Editor’s Note: This article is part of our coverage of The Atlantic Festival. Learn more and watch festival sessions here.
Wednesday evening, President Donald Trump was asked about whether there would be a peaceful transfer of power. Trump replied—well, it was a bit hard to tell. Trump’s critics heard the president saying he wanted to throw out votes and wouldn’t relinquish power. His defenders conceded that he sounded stupid but simply meant that he intended to win.
That created a day of controversy, as pundits and fact-checkers tried to sort through Trumpian word salad and figure out what he said and what it meant.
This is no way to run a functioning democracy, but it is—if you believe Jared Kushner—all part of the president’s plan. As Bob Woodward explained to Atlantic editor in chief Jeffrey Goldberg Thursday at The Atlantic Festival, Kushner (who is both a senior adviser and son-in-law to the president) believes these controversies benefit the president by amplifying his talking points.

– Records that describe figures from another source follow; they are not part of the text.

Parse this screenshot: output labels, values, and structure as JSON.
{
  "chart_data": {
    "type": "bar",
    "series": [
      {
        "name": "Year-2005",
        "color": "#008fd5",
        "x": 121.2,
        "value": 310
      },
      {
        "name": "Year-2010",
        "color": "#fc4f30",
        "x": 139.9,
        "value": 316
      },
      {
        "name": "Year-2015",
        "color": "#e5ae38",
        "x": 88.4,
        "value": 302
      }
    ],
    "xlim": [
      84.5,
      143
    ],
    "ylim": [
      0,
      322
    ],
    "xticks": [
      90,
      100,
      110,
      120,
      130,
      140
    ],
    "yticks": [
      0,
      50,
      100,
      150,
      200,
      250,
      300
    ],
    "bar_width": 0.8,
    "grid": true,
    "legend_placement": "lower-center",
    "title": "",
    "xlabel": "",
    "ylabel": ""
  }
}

“Kushner’s explanation is, ‘The controversy elevates the message,’” Woodward said. “If you have a controversy that is more or less on your side, it’s going to help you.”

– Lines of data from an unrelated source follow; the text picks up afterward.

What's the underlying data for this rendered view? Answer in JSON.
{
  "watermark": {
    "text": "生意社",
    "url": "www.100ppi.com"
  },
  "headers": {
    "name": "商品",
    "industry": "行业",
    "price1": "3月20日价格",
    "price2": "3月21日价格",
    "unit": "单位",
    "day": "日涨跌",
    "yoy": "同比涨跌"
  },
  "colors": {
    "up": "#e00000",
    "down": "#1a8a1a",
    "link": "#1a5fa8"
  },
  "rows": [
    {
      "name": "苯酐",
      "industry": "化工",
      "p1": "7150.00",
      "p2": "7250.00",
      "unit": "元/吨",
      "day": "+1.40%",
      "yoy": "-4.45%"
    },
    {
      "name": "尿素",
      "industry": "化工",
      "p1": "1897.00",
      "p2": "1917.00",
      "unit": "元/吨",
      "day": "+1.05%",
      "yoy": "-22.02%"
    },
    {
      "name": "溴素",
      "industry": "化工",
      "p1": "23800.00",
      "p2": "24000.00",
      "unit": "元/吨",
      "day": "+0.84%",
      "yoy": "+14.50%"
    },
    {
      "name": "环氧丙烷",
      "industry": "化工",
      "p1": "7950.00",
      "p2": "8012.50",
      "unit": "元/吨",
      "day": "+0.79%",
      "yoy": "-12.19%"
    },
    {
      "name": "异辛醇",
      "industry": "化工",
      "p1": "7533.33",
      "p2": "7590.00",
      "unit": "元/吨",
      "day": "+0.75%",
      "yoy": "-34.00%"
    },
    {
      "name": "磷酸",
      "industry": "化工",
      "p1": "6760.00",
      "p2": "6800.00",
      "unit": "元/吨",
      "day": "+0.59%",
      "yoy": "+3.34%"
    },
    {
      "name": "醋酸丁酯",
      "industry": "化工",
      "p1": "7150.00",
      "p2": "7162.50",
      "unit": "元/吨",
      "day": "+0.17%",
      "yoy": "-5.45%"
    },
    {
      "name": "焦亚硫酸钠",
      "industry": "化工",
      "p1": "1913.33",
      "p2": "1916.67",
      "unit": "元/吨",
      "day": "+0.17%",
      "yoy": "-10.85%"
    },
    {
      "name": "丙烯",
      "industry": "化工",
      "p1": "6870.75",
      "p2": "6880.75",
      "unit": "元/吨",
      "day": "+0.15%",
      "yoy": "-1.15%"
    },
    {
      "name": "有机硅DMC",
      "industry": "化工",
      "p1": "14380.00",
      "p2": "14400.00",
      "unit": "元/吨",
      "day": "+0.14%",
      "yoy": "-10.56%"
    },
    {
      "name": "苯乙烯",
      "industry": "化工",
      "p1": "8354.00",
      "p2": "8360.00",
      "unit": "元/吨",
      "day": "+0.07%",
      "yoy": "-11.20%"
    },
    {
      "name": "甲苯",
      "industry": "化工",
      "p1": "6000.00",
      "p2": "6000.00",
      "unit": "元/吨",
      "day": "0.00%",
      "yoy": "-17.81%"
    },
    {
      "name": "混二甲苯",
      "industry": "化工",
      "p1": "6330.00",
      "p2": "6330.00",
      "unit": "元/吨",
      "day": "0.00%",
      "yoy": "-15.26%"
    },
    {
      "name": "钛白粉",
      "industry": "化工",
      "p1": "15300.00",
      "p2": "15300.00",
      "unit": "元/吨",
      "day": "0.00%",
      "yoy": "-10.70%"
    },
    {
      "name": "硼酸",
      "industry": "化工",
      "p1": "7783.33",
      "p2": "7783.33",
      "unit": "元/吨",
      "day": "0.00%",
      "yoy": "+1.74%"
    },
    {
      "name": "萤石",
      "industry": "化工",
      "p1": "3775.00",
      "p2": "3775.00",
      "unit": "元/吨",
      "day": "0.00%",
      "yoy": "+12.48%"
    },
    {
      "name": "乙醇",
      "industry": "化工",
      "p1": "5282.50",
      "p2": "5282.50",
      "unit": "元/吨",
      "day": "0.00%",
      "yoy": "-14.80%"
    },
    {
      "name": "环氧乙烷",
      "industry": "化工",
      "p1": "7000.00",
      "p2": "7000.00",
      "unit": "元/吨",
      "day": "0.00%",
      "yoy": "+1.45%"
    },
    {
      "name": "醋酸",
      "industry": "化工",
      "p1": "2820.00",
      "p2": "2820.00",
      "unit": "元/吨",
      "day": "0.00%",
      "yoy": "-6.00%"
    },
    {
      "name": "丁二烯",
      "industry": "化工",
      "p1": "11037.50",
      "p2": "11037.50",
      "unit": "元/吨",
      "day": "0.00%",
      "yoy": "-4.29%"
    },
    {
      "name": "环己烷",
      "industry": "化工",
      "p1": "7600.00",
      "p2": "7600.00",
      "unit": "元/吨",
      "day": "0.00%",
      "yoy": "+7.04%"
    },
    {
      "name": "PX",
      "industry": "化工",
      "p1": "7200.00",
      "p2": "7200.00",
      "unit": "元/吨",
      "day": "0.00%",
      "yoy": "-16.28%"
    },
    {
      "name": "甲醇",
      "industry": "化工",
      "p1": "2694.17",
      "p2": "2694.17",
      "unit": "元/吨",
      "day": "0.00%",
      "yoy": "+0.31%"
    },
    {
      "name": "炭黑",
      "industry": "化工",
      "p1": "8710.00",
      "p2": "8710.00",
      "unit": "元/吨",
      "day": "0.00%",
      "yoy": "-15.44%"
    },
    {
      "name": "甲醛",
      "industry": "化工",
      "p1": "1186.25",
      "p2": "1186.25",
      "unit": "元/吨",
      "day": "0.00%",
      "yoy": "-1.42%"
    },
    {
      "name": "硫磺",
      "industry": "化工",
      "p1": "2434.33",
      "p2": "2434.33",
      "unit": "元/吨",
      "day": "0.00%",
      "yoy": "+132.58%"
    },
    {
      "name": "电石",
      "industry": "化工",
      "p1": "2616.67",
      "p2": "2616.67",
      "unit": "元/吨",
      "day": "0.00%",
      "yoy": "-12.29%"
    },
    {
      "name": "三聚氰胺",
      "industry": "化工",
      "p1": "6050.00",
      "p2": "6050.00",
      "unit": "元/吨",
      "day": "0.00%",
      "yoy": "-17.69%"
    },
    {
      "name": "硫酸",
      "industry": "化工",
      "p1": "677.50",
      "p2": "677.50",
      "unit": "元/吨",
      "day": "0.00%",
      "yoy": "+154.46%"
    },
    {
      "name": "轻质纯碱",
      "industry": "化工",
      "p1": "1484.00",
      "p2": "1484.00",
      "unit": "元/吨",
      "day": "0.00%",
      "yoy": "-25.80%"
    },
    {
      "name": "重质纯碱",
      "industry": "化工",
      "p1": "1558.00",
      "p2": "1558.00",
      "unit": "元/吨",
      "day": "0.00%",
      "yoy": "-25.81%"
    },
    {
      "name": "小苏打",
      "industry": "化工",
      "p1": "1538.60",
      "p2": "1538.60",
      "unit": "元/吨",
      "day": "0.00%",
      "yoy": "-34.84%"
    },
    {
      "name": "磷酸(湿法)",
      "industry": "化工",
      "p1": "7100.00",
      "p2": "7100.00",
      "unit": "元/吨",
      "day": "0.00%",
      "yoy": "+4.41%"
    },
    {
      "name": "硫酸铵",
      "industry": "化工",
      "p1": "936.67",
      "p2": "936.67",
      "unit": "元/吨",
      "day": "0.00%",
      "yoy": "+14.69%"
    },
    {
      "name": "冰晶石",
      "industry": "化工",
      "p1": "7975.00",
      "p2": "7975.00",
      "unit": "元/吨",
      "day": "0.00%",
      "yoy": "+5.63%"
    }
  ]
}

Take the economy. Trump is prone to exaggeration about the state of the economy, especially prior to the coronavirus pandemic—routinely labeling it the greatest in American or world history. Such claims are wildly overblown, but that not only doesn’t matter, but is part of the point. The hyperbole invites disputes from Democrats and fact-checkers, which is fine with the White House, because this merely prolongs the focus on the economy. Meanwhile (Kushner maintains), ordinary Americans hear the dispute and understand that Trump is exaggerating, but don’t really care about the academic truth.